Makri wrote:English present tense sentences where it's unclear whether the statement is generic (that's presumably what you mean by time-free, and it's not actually time-free: you can have past generics) or properly present. I don't even have that problem in German, where there is no obligatory distinction between simple present and present progressive. I suspect the tense system is actually an exceptionally poor example of different modes of thought facilitated by different languages. (Also, the presence of morphological tense should not be confused with the presence of semantic tense!)
A better example might be the perception/categorization of spatial events, particularly movement events, since there are known differences between languages in what they encode: some obligatorily encode manner of movement, others don't.
Yes, by time-free, I meant generic, however, in most natural languages generic statements still have at least some hint of tense, whereas in Loglan it's easy to make generic statements that contain no trace of such temporal qualification.
From a Whorfian point of view, there are no purely morphological structures: they still have some semantic impact. If the morphology of your language makes it hard to avoid mentioning the time frame of some action, then you're unlikely to go through the circumlocution necessary to make a time-free statement, and your listener will regard such circumlocution as unnatural, unless you have some really good reason to avoid mentioning time. So the very act of "fighting" the morphology gives connotations to your utterances that you may have no desire to give them.
Sure, it doesn't seem like a big deal that a language makes it hard to avoid mentioning tense, but a hard-core Whorfian would argue that our perception has been molded by our language structure so that mentioning tense seems very natural to us and that someone who grew up speaking a language with a voluntary tense mechanism would find it odd to speak a language that required you to use tense even when you didn't particularly want to give any kind of temporal qualification to your utterance.
FWIW, in Loglan spatial qualification works just like the tense system, in fact, it's possible to form compound little words that simultaneously qualify the space and time of a predicate.
At this point, I feel obliged to quote JCB.
James Cooke Brown wrote:[...] with the great savings which are achieved in Loglan by regarding each predicate word as a potential sentence--and this is the idea of the propositional function which is the great achievement of modern logic--we can now elaborate the logical functions of the language far beyond their natural limits. In effect, we have simplified the content-handling machinery of language in order to elaborate its machinery for handling thought. But to do this we have paid a price, or rather we have arranged for you to pay one.

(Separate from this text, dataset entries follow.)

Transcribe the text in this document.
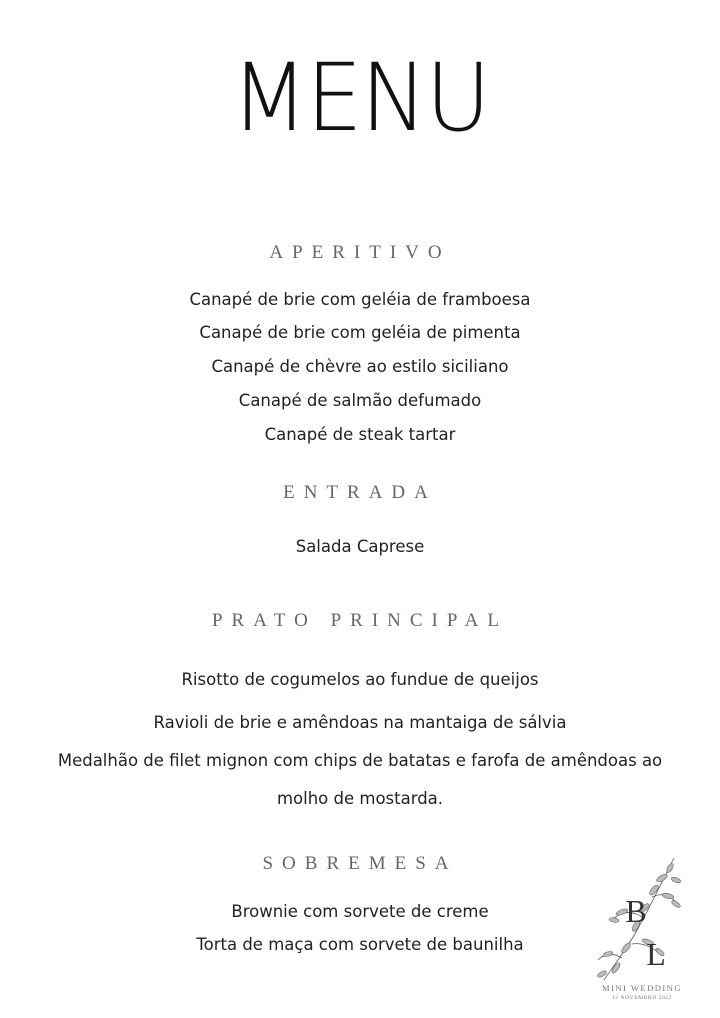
MENU
APERITIVO
Canapé de brie com geléia de framboesa
Canapé de brie com geléia de pimenta
Canapé de chèvre ao estilo siciliano
Canapé de salmão defumado
Canapé de steak tartar
ENTRADA
Salada Caprese
PRATO PRINCIPAL
Risotto de cogumelos ao fundue de queijos
Ravioli de brie e amêndoas na mantaiga de sálvia
Medalhão de filet mignon com chips de batatas e farofa de amêndoas ao molho de mostarda.
SOBREMESA
Brownie com sorvete de creme
Torta de maça com sorvete de baunilha
B
L
MINI WEDDING
12 NOVEMBRO 2022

For if you learn the language you will find that while the mechanics of the predicate grammar are very simple for your tongue to master, its metaphysics are not easy for the mind. For your mind, gentle reader, has almost certainly been shaped by an Indo-European language. It is therefore admirably equipped to deal with a world of enduring objects (nouns), of actions and processes (verbs), of permanent qualities (adjectives), of transitory qualities (one kind of adverb), and of qualities of qualities (another kind of adverb); and it is just this partition of the world you will miss in speaking Loglan.
Your world is a time-bound world; it makes its fundamental distinctions on the basis of permanence or change. The world you will gradually come to see in speaking Loglan is time-free; for its fundamental notions contain no hint of time. Your world has hard, categorical boundaries between one thing-class and another; in the Loglan world the classifying qualities of things are more softly viewed. Your world is a world of separate objects; the things of the Loglan world are caught up in a web of relations.

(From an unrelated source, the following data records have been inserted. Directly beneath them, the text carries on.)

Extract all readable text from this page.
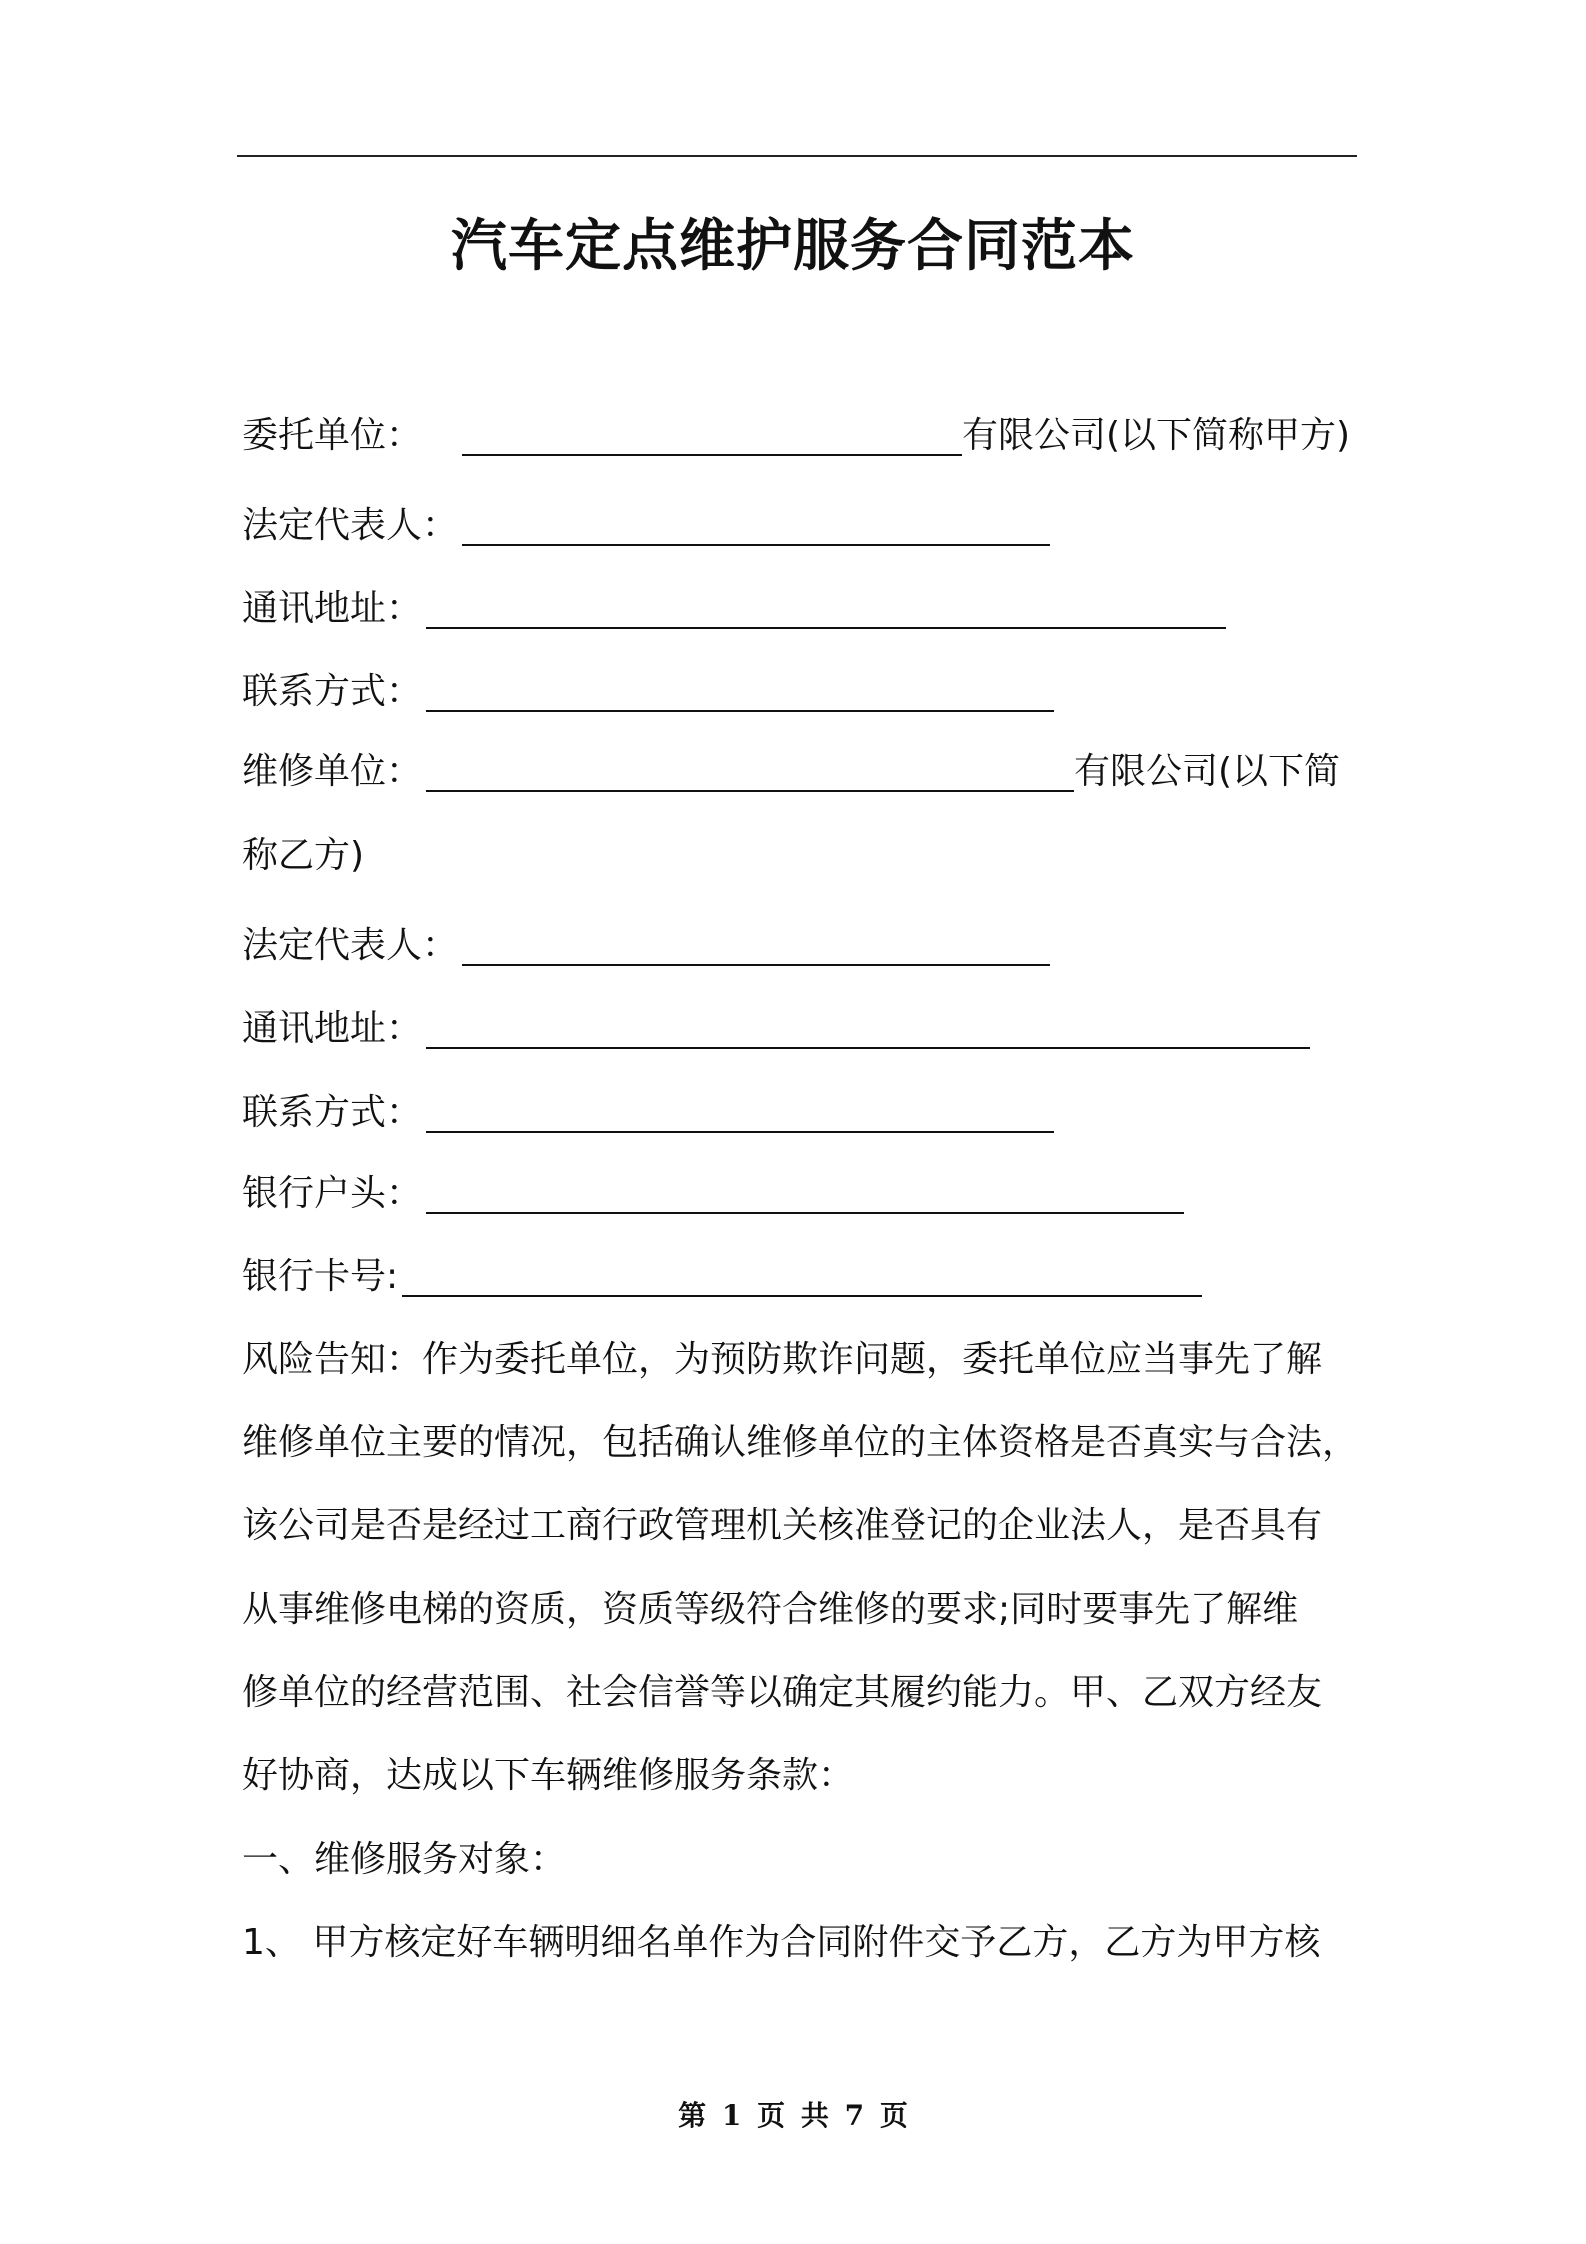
汽车定点维护服务合同范本
委托单位：	有限公司(以下简称甲方)
法定代表人：
通讯地址：
联系方式：
维修单位：	有限公司(以下简
称乙方)
法定代表人：
通讯地址：
联系方式：
银行户头：
银行卡号:
风险告知：作为委托单位，为预防欺诈问题，委托单位应当事先了解
维修单位主要的情况，包括确认维修单位的主体资格是否真实与合法，
该公司是否是经过工商行政管理机关核准登记的企业法人，是否具有
从事维修电梯的资质，资质等级符合维修的要求;同时要事先了解维
修单位的经营范围、社会信誉等以确定其履约能力。甲、乙双方经友
好协商，达成以下车辆维修服务条款：
一、维修服务对象：
1、 甲方核定好车辆明细名单作为合同附件交予乙方，乙方为甲方核
第 1 页 共 7 页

In short, the world of Loglan is just that time-free world of continuous qualities and things-in-relation that science has taught us to expect to find under the appearances we see. Perhaps if it helps us see that world a little more directly, it will have been worth the price of these wrenches to our minds.
eSOANEM wrote:PM 2Ring wrote:As has been mentioned earlier in this thread, concepts that are expressible in a given language are expressible in any other language. However, some concepts are going to be easier to express in some languages than in others, what may seem natural and straight-forward in one language may seem artificial and convoluted in another. Thus a language has an influence on the manner and structure of verbalized thought of its users, but that's a far call from claiming that the language forces its users to think in a particular way or prevents them from having certain thoughts.
Even with your caveat about ease of expression, this is not the case; at least, not in its absolute form.
Piraha has no mechanism with which to express numbers, a concept present in all of the world's most spoken languages.
Now a weakened form of this statement, that a concept expressible in a given language almost certainly expressible in almost all other languages is reasonable however using the absolute form of it is demonstrably not.
Sure, Pirahã sucks when it comes to number words, but they do have ways to say "more" or "fewer", so it's possible to have discussions in Pirahã about exact quantities without importing new words: all you need is a bunch of pebbles, or some other mechanism to facilitate counting. Now, if Pirahã speakers just can't get the concept of abstract quantity, so they can't fathom what we mean when we say that a set of 6 pebbles and a set of 6 people contain the same amount, then there'd be problems, but from the little I know about the Pirahã people I do not believe that to be the case.
Still, I'd hate to try to have a discussion about number theory with them.